The data revealed by the gene chip was analyzed with Omicsnet in order to find out the relationships and network vicinity between differentially regulated genes. Notably, 14 genes were included to the networking schema establishing a network connection by the angiogenesis genes with several of these genes being highly connected to up- or down-regulated genes. These additional genes might also be related to the varying formation of angiogenesis in different BM primary diagnoses and should be investigated into more detail in future preclinical studies.

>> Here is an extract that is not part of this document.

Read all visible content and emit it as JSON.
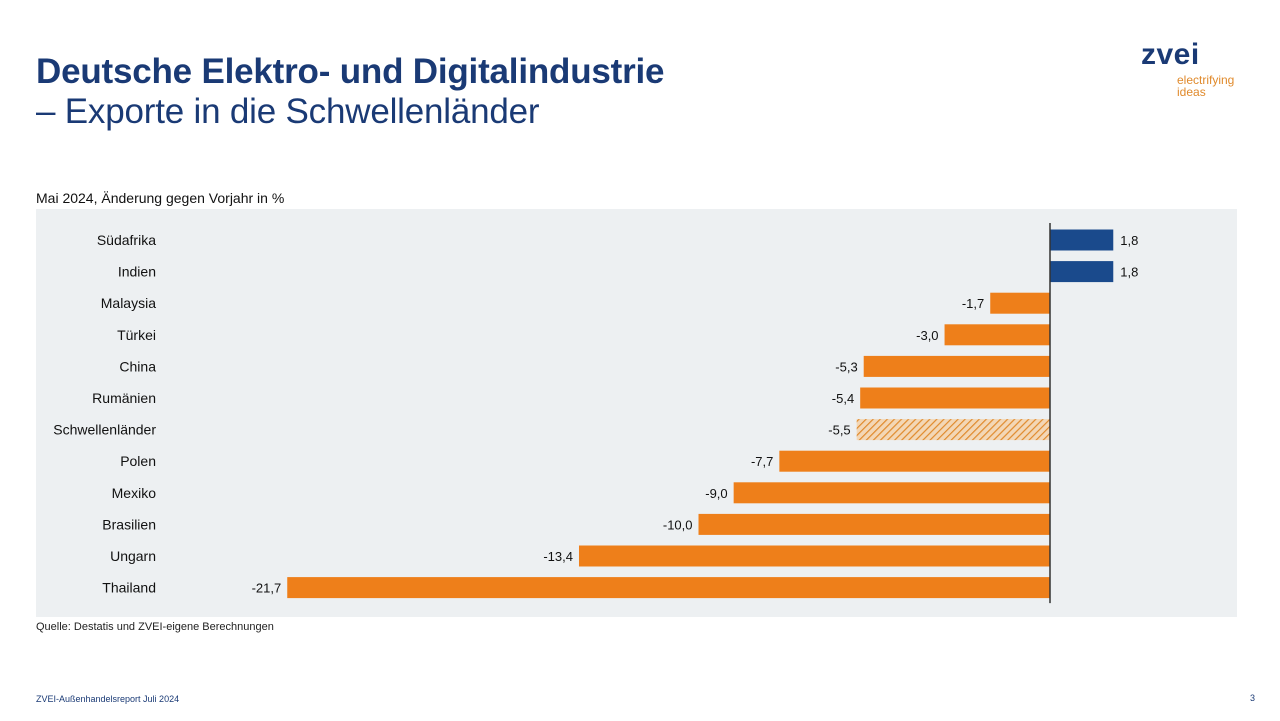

In this small pilot study, some limitations should be mentioned: As obtaining healthy brain tissue was not feasible, we used temporal lobe tissue from anti-epileptic surgery as control sample and compared the gene expression levels of each tumor tissue with that as control. As this approach was usual in the literature, we hope that the gene expression level of a noncancerous tissue, namely temporal lobe, would reflect the expression level of control tissue [48]. Within the kit, which was provided commercially, four endogenous controls were available. Among those, only one endogenous control was detectable in all tissues, GUSB, which was used for further analyses. The lack of reliable detectability of the other three control genes remains unexplained and may relate to technical issues or inconsistent expression in the CNS. In any case, it does not influence the results of our study, as these genes were excluded from all analyses.

To sum up, we demonstrate that BM belonging to different primaries could be distinguished based on their angiogenic character. Those differences might influence the outcome of patients when treated with distinct anti-angiogenic drugs. This could be linked with the treatment armamentarium of BM patients and might be a basis for the patient selection in future clinical trials.